Figure 5.13. Interrelationship of major metabolic pathways in Escherichia coli. (Adapted from J. D. Watson, Molecular Biology of the Gene, 2d ed., W. A. Benjamin, Inc., New York, 1970.)

Suggestions for Further Reading

General Information on Metabolic Pathways

ALBERTS, B. D., D. BRAY, K. HOPKIN, A. D. JOHNSON, J. LEWIS, M. RAFF, K. ROBERTS, AND P. WALTER, Essential Cell Biology, 4th ed., Garland Science, New York, 2013.

BLACK, J. G., AND L. J. BLACK, Microbiology: Principles and Applications, 9th ed., Wiley, Hoboken, NJ, 2014.

JAIN, R. K., M. KAPUR, S. LABANA, B. LAL, P. M. SARMA, D. BHATTACHARYA, AND I. S. THAKUR, Microbial Diversity: Application of Microorganisms for Biodegradation of Xenobiotics, Curr. Sci. 89(1): 101–112, 2005.

MADIGAN, M. T., J. M. MARTINKO, K. S. BINDER, D. H. BUCKLEY, AND D. A. STAHL, Brock Biology of Microorganisms, 14th ed., Pearson Education, New York, 2015.

Specific Information on Interaction of Metabolism and Product Formation

CRUEGER, W., AND A. CRUEGER, Biotechnology. A Textbook of Industrial Microbiology (T. D. Brock, ed., English edition), 2d ed., Sinauer Associates, Sunderland, MA, 1990.

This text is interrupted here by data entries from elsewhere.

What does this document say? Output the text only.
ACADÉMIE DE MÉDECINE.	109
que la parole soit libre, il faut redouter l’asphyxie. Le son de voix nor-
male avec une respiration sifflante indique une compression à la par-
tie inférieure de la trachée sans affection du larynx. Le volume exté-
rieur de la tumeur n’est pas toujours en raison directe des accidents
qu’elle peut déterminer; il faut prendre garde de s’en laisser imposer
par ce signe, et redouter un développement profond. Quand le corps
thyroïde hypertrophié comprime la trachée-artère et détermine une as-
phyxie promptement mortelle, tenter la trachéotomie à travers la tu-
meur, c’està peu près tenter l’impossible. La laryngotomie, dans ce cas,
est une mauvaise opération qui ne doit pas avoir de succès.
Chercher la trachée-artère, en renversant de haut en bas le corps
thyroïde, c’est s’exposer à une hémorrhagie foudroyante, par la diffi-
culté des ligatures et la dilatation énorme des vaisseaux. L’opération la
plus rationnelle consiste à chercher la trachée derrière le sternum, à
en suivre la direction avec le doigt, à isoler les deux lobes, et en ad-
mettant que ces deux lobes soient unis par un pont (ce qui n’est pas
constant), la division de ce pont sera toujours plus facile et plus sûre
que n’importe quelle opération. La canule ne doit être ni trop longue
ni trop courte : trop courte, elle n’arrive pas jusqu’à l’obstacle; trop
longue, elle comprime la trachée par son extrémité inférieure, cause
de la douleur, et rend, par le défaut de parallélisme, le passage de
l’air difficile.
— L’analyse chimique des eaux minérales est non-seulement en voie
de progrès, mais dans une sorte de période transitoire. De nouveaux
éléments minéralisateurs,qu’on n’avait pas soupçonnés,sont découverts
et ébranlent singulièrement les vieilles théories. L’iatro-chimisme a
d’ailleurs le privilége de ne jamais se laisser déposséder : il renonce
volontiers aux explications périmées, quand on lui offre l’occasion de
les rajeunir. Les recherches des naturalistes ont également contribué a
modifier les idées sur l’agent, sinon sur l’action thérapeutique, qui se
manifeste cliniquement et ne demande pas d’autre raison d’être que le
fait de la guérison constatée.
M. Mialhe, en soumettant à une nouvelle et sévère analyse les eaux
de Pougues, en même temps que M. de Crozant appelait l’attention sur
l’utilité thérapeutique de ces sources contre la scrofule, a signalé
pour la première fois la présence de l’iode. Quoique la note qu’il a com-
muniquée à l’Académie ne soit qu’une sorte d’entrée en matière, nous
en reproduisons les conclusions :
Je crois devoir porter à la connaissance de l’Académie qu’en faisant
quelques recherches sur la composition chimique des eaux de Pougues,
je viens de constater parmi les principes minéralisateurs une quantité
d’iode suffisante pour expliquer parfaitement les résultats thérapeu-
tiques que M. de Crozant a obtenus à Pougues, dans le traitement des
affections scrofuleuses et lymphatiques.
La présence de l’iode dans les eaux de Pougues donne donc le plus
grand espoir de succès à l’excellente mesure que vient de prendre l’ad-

WAITES, M. J., N. L. MORGAN, J. S. ROCKEY, AND G. HIGTON, Industrial Microbiology: An Introduction, Blackwell Science, Malden, MA, 2001.


5.1. Cite the ATP-consuming and ATP-generating steps in glycolysis.

5.2. Briefly specify major functions of the TCA cycle.

5.3. What are the major control sites in glycolysis?

5.4. What is the Pasteur effect? Explain in terms of regulation of metabolic flow into a pathway.

5.5. How is glucose synthesized from pyruvate?

5.6. Explain the major functions of the dark and light reaction phases in photosynthesis.

5.7. What are the major differences between microbial and plant photosynthesis?

5.8. What is transamination? Provide an example.

5.9. Briefly explain the Crabtree effect.

5.10. What are the major steps in aerobic metabolism of hydrocarbons? What are the end products?

5.11. What is nitrogen fixation? Compare the aerobic and anaerobic nitrogen fixation mechanisms.

5.12. What are the major mechanisms for aerobic biodegradation of halogenated aromatics?

5.13. What are the major steps involved in degradation of nitroaromatics?